Кротов хотел попросить у Нуне прощения. Да и просто захотелось ее увидеть. Что с ней? Как она выглядит? А может быть?..
Приехав домой, Кротов принял душ, надел халат, лег на свой любимый кожаный диван и, как обычно, врубил висящий на стене телевизор; передавали (как по заказу!) бокс, лучшие бои Майка Тайсона. Кротов взбодрился. Потом позвонили с работы, он опять должен был решать какие-то несуразные и вечные, как человеческая глупость, проблемы; потом по скайпу вышел на связь институтский сумасшедший дружок Ривкин, который просил денег на очередной номер литературного журнала "Парнас".
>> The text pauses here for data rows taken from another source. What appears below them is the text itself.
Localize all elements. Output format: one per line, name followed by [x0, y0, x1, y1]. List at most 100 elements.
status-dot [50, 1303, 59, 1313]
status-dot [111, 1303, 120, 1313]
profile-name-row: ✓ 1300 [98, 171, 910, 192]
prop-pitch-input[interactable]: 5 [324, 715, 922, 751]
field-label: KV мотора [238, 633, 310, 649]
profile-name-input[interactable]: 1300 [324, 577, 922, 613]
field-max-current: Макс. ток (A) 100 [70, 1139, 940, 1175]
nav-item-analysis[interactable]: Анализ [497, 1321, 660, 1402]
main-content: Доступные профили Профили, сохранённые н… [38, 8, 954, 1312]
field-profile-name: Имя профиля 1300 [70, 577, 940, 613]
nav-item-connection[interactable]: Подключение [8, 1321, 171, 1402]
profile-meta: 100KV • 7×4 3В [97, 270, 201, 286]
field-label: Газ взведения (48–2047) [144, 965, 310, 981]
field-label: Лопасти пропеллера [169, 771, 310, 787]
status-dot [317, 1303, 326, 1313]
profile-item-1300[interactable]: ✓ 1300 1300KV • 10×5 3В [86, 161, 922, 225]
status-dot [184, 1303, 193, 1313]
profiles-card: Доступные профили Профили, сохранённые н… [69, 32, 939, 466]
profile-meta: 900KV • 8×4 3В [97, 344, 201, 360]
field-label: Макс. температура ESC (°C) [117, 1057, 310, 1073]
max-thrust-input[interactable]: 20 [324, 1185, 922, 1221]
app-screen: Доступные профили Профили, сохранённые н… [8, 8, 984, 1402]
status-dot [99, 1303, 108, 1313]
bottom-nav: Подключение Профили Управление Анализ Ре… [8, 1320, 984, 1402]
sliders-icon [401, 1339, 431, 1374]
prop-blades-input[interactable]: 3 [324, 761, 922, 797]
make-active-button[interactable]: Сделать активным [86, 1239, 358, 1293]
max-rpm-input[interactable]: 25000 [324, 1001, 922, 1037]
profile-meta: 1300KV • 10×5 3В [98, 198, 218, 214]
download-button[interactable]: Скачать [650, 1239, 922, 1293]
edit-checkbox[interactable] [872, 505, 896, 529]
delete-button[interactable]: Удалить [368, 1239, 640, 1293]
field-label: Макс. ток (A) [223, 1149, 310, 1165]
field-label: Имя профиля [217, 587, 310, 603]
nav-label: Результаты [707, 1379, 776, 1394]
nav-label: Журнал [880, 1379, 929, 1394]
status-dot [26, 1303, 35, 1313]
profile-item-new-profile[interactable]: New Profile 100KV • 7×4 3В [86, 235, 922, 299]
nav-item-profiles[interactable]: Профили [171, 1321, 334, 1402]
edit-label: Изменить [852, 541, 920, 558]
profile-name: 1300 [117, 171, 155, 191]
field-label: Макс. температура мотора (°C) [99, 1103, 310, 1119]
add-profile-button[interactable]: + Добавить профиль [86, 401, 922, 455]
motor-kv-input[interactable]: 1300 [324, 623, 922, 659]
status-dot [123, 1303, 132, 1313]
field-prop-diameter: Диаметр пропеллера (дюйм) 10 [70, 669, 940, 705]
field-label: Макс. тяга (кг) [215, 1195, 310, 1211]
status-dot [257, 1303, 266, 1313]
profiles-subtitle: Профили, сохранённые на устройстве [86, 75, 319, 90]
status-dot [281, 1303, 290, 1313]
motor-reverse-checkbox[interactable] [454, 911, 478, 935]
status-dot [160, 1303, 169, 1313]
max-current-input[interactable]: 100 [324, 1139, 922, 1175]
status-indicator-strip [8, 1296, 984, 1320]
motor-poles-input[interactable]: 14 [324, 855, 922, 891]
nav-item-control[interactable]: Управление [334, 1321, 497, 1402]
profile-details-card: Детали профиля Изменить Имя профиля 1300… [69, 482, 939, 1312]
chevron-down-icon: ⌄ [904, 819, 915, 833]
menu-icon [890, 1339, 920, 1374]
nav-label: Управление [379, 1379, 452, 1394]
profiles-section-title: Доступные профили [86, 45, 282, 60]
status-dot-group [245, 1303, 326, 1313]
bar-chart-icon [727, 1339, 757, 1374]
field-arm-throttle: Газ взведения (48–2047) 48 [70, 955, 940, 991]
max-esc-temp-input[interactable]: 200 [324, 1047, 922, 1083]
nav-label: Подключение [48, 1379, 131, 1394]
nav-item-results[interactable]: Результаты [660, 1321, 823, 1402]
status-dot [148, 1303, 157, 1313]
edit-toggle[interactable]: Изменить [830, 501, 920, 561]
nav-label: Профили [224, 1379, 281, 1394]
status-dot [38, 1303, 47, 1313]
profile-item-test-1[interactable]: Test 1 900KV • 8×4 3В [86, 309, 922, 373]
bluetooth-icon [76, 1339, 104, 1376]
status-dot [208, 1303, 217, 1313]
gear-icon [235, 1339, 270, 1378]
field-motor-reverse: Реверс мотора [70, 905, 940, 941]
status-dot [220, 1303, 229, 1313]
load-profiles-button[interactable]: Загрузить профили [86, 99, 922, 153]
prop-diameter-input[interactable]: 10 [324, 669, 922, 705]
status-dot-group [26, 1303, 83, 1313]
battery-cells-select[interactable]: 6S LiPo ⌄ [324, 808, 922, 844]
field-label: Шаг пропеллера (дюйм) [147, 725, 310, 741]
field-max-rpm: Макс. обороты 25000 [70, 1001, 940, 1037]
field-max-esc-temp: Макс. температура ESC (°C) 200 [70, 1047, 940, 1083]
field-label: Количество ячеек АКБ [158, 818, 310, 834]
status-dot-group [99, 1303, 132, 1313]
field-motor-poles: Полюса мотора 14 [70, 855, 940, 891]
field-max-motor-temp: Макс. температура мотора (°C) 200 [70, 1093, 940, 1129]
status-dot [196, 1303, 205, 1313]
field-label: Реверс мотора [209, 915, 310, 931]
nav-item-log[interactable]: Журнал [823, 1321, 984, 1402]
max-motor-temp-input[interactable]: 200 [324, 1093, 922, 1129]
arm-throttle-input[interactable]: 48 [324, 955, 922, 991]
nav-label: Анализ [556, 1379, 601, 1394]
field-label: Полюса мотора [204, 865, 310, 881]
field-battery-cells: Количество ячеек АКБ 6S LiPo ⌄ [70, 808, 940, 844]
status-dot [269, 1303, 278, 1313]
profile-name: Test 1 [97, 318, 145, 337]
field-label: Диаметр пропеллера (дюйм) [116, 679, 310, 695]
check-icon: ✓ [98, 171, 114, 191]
В общем, жизнь завертелась, и Кротов на время о грядущей встрече выпускников забыл. Однако за день до назначенного мероприятия ему опять позвонил Петруня, и Кротов принял окончательное решение: приду. Он приехал (сознательно!) на встречу с опозданием.
Пусть чуваки дойдут до кондиции, подумал он, так мне будет психологически проще с ними общаться.
Ребята и впрямь уже были подшофе. Они поставили три столика (сделав из них один большой) в парке Кусково (рядом со школой) и выпивали. Многих изрядно развезло. Некоторых Кротов не узнал: толстенькие, седые или лысоватые дядьки, неузнаваемые девочки... Многие из ребят сами подошли к Серёге. Пожимая одноклассникам руки, Кротов называл каждого по школьному прозвищу: Серый, Шитя, Петруня, Валёк, Цыпа, Завал, Рафинад, Проскур...
Его все называли Кротом.
Выпив, Кротов быстро вошел в общую тональность разговоров: все рассказывали о детях, дачах, меньше всего − о работе. Шитя (Славка Шитиков) оказался уже дедом, Света Сторчикова − матерью троих детей и бабушкой, Наташка Смирнова поменяла четырех мужей, родила дочку и сына.
Беата Кучицкая не пришла.
Сенька Берг, у которого Крот украл значки, тоже не пришел.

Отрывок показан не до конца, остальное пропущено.